Sunday, November 25, 2007
Sunday, November 25, 2007
With Confessor Terry Goodkind finally brings his long running Sword of Truth series to a close. At this point Richard Rahl is being held captive by Jagang's Empire and is using the sport of the Empire, some odd mix of rugby and quidditch, to be his opportunity to get a chance to strike at Jagang and to save his wife, Kahlan. Meanwhile Richard's grandfather Zedd and other friends (namely the Mord-Sith Cara, and the former Sister of Dark Nicci) are seeking a way to find Richard, stop the besieging army, rescue Kahlan, and all together save the day.
Your typical fantasy quest, though it has taken a long time to get into a position where there is a true end in sight.
This is the conclusion of the three book story arc of the Chainfire trilogy as well as wrapping up the entire Sword of Truth series. Kahlan still does not remember who she was due to the Chainfire spell, and Jagang's Sisters of Dark have put the Boxes of Orden in play (remember those boxes from Wizard's First Rule?)
If you have read this far in the series you know how everything has been set up and how Richard and Kahlan have gotten to this point. If you haven't, then go back and start from the first book (and stop when you lose interest).
How good is Confessor? That's the question.
Honestly, Confessor is a mixed bag of delights and frustration. Terry Goodkind writes some excellent and exciting action sequences. His descriptions of the action of quidditch, er... rugby, er... Ja' La - are superb. The danger and excitement of this bloodthirsty sport come alive and the final match and aftermath...stunning and breathtaking. Goodkind does action very well. He is creative in coming up with things I haven't seen before.
And then the characters open their mouths and start to speak and oh, dear lord, make them stop! Goodkind's characters do not converse, they do not dialog, they dictate and they lecture. Once a character gets a thought into his or her pretty little head - well, whatever point of philosophy that the character is making will cover paragraph after paragraph, page after page, until the reader is bludgeoned into submission. As is the character the speaker is communicating with. It's rough and Confessor is at its philosophical worst since Naked Empire.
So is Confessor any good? Mostly, partly, yeah, it is. Kind of. If you cut the two hundred pages or so of lecture, Confessor isn't half bad. Of course, this means it isn't half good, either, but Confessor provides a solid, if somewhat deus ex machina, ending to the series, wrapping up nearly every little storyline that has been introduced over the course of the series.
Another complaint is something that other readers will enjoy. Goodkind found a way to cram in nearly every minor and major character, both living and dead, that has appeared thus far in the series. Even those that hadn't been mentioned in 5+ books. I thought it was pointless and forced. Others will love this aspect of the story. I didn't.

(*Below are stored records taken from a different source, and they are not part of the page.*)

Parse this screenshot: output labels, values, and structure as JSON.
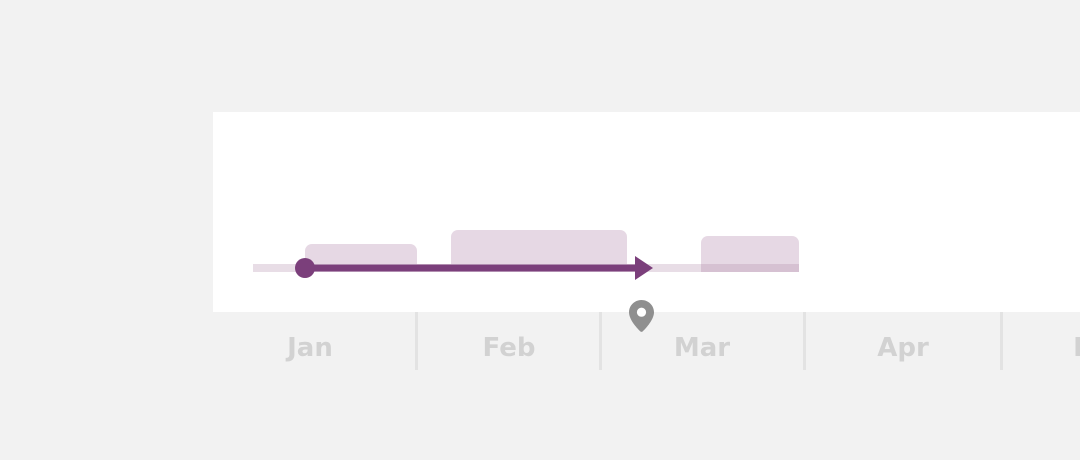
{
  "timeline": {
    "months": [
      {
        "label": "Jan"
      },
      {
        "label": "Feb"
      },
      {
        "label": "Mar"
      },
      {
        "label": "Apr"
      },
      {
        "label": "M"
      }
    ],
    "progress_arrow": {
      "start_label": "progress-start-dot",
      "end_label": "progress-arrow-head"
    },
    "today_marker_icon": "location-pin-icon",
    "colors": {
      "page_background": "#f2f2f2",
      "card_background": "#ffffff",
      "accent": "#7b3f7b",
      "block_fill": "#e6d8e4",
      "baseline_fill": "#e8dde6",
      "month_label": "#d2d2d2",
      "divider": "#e3e3e3",
      "pin": "#8f8f8f"
    }
  }
}
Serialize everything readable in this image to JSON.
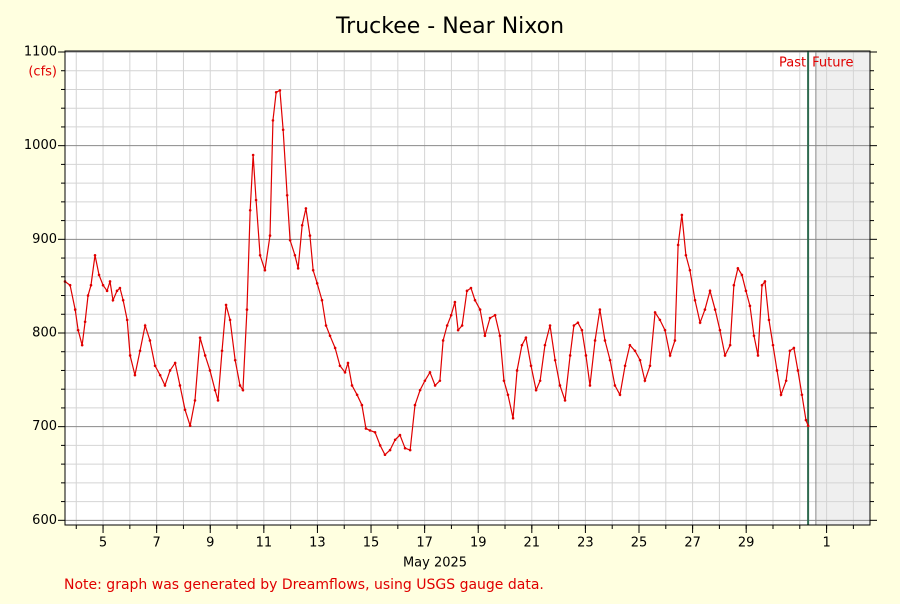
{
  "chart_data": {
    "type": "line",
    "title": "Truckee - Near Nixon",
    "y_label": "(cfs)",
    "x_label": "May 2025",
    "note": "Note: graph was generated by Dreamflows, using USGS gauge data.",
    "past_label": "Past",
    "future_label": "Future",
    "now_x": 31.31,
    "future_start_x": 31.6,
    "xlim": [
      3.58,
      33.62
    ],
    "ylim": [
      595,
      1100
    ],
    "xticks": [
      5,
      7,
      9,
      11,
      13,
      15,
      17,
      19,
      21,
      23,
      25,
      27,
      29,
      {
        "value": 32,
        "label": "1"
      }
    ],
    "x_minor_ticks": [
      4,
      5,
      6,
      7,
      8,
      9,
      10,
      11,
      12,
      13,
      14,
      15,
      16,
      17,
      18,
      19,
      20,
      21,
      22,
      23,
      24,
      25,
      26,
      27,
      28,
      29,
      30,
      31,
      32,
      33
    ],
    "yticks": [
      600,
      700,
      800,
      900,
      1000,
      1100
    ],
    "y_minor_ticks": [
      620,
      640,
      660,
      680,
      720,
      740,
      760,
      780,
      820,
      840,
      860,
      880,
      920,
      940,
      960,
      980,
      1020,
      1040,
      1060,
      1080
    ],
    "grid": true,
    "series": [
      {
        "name": "Flow",
        "color": "#e00000",
        "x": [
          3.58,
          3.77,
          3.96,
          4.07,
          4.22,
          4.33,
          4.44,
          4.55,
          4.7,
          4.85,
          5.0,
          5.15,
          5.26,
          5.37,
          5.52,
          5.63,
          5.75,
          5.9,
          6.01,
          6.19,
          6.38,
          6.57,
          6.75,
          6.94,
          7.13,
          7.31,
          7.5,
          7.69,
          7.87,
          8.06,
          8.25,
          8.43,
          8.62,
          8.81,
          8.99,
          9.18,
          9.29,
          9.44,
          9.59,
          9.74,
          9.93,
          10.11,
          10.22,
          10.37,
          10.49,
          10.6,
          10.71,
          10.86,
          11.04,
          11.23,
          11.34,
          11.46,
          11.6,
          11.72,
          11.87,
          11.98,
          12.16,
          12.28,
          12.43,
          12.57,
          12.72,
          12.84,
          12.99,
          13.17,
          13.32,
          13.47,
          13.66,
          13.84,
          14.03,
          14.14,
          14.29,
          14.48,
          14.66,
          14.81,
          14.96,
          15.15,
          15.34,
          15.52,
          15.71,
          15.9,
          16.08,
          16.27,
          16.46,
          16.64,
          16.83,
          17.01,
          17.2,
          17.39,
          17.57,
          17.69,
          17.84,
          17.99,
          18.13,
          18.25,
          18.4,
          18.58,
          18.73,
          18.88,
          19.07,
          19.25,
          19.44,
          19.63,
          19.81,
          19.96,
          20.11,
          20.3,
          20.45,
          20.63,
          20.78,
          20.97,
          21.16,
          21.31,
          21.49,
          21.68,
          21.87,
          22.05,
          22.24,
          22.43,
          22.57,
          22.72,
          22.87,
          23.02,
          23.17,
          23.36,
          23.54,
          23.73,
          23.92,
          24.1,
          24.29,
          24.48,
          24.66,
          24.85,
          25.04,
          25.22,
          25.41,
          25.6,
          25.78,
          25.97,
          26.16,
          26.34,
          26.46,
          26.6,
          26.75,
          26.9,
          27.09,
          27.28,
          27.46,
          27.65,
          27.84,
          28.02,
          28.21,
          28.4,
          28.54,
          28.69,
          28.84,
          28.99,
          29.14,
          29.29,
          29.44,
          29.59,
          29.7,
          29.85,
          30.0,
          30.15,
          30.3,
          30.49,
          30.63,
          30.78,
          30.93,
          31.08,
          31.23,
          31.31
        ],
        "values": [
          855,
          851,
          825,
          803,
          787,
          812,
          840,
          851,
          883,
          862,
          851,
          845,
          855,
          835,
          845,
          848,
          835,
          814,
          776,
          755,
          781,
          808,
          792,
          765,
          755,
          744,
          760,
          768,
          744,
          718,
          701,
          728,
          795,
          776,
          760,
          739,
          728,
          781,
          830,
          814,
          771,
          744,
          739,
          825,
          931,
          990,
          942,
          883,
          867,
          904,
          1027,
          1057,
          1059,
          1017,
          947,
          899,
          883,
          869,
          915,
          933,
          904,
          867,
          853,
          835,
          808,
          797,
          784,
          765,
          758,
          768,
          744,
          734,
          723,
          698,
          696,
          694,
          680,
          670,
          675,
          686,
          691,
          677,
          675,
          723,
          739,
          749,
          758,
          744,
          749,
          792,
          808,
          819,
          833,
          803,
          808,
          845,
          848,
          835,
          825,
          797,
          816,
          819,
          797,
          749,
          734,
          709,
          760,
          787,
          795,
          765,
          739,
          749,
          787,
          808,
          771,
          744,
          728,
          776,
          808,
          811,
          803,
          776,
          744,
          792,
          825,
          792,
          771,
          744,
          734,
          765,
          787,
          781,
          771,
          749,
          765,
          822,
          814,
          803,
          776,
          792,
          894,
          926,
          883,
          867,
          835,
          811,
          825,
          845,
          825,
          803,
          776,
          787,
          851,
          869,
          862,
          845,
          829,
          797,
          776,
          851,
          855,
          814,
          787,
          760,
          734,
          749,
          781,
          784,
          760,
          734,
          707,
          701
        ]
      }
    ]
  }
}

The earliest work of Terry Goodkind was exciting fantasy, raw and gritty (if a bit gratuitous) and felt fresh and a pleasure to read. He seemed a worth successor to Robert Jordan (though Jordan had not gone anywhere at the time). As the series progressed Goodkind (through the vehicle of Richard Rahl) became more and more preachy and Richard's philosophy seemed to mirror Goodkind's philosophy, at least that which came out through interviews. It is in your face and demanding and off-putting. That Goodkind has a personal philosophy is one thing and separate from the novels. That he incorporates his philosophy into his fiction is fine. That the philosophy overshadows and overwhelms an actual story and plot and character...this is inexcusable.
Confessor is a mixed bag and only half as successful as it could have been. Chainfire (the novel) set up a great opportunity for a conclusion to the series, and while Goodkind did cross the finish line in, I imagine, a manner in which he is proud, but I feel that Confessor stumbled across the line with flashes of excellence.
At last, it is finished. Not with a bang, but with a fist thrust belligerently in the air. We would expect no less.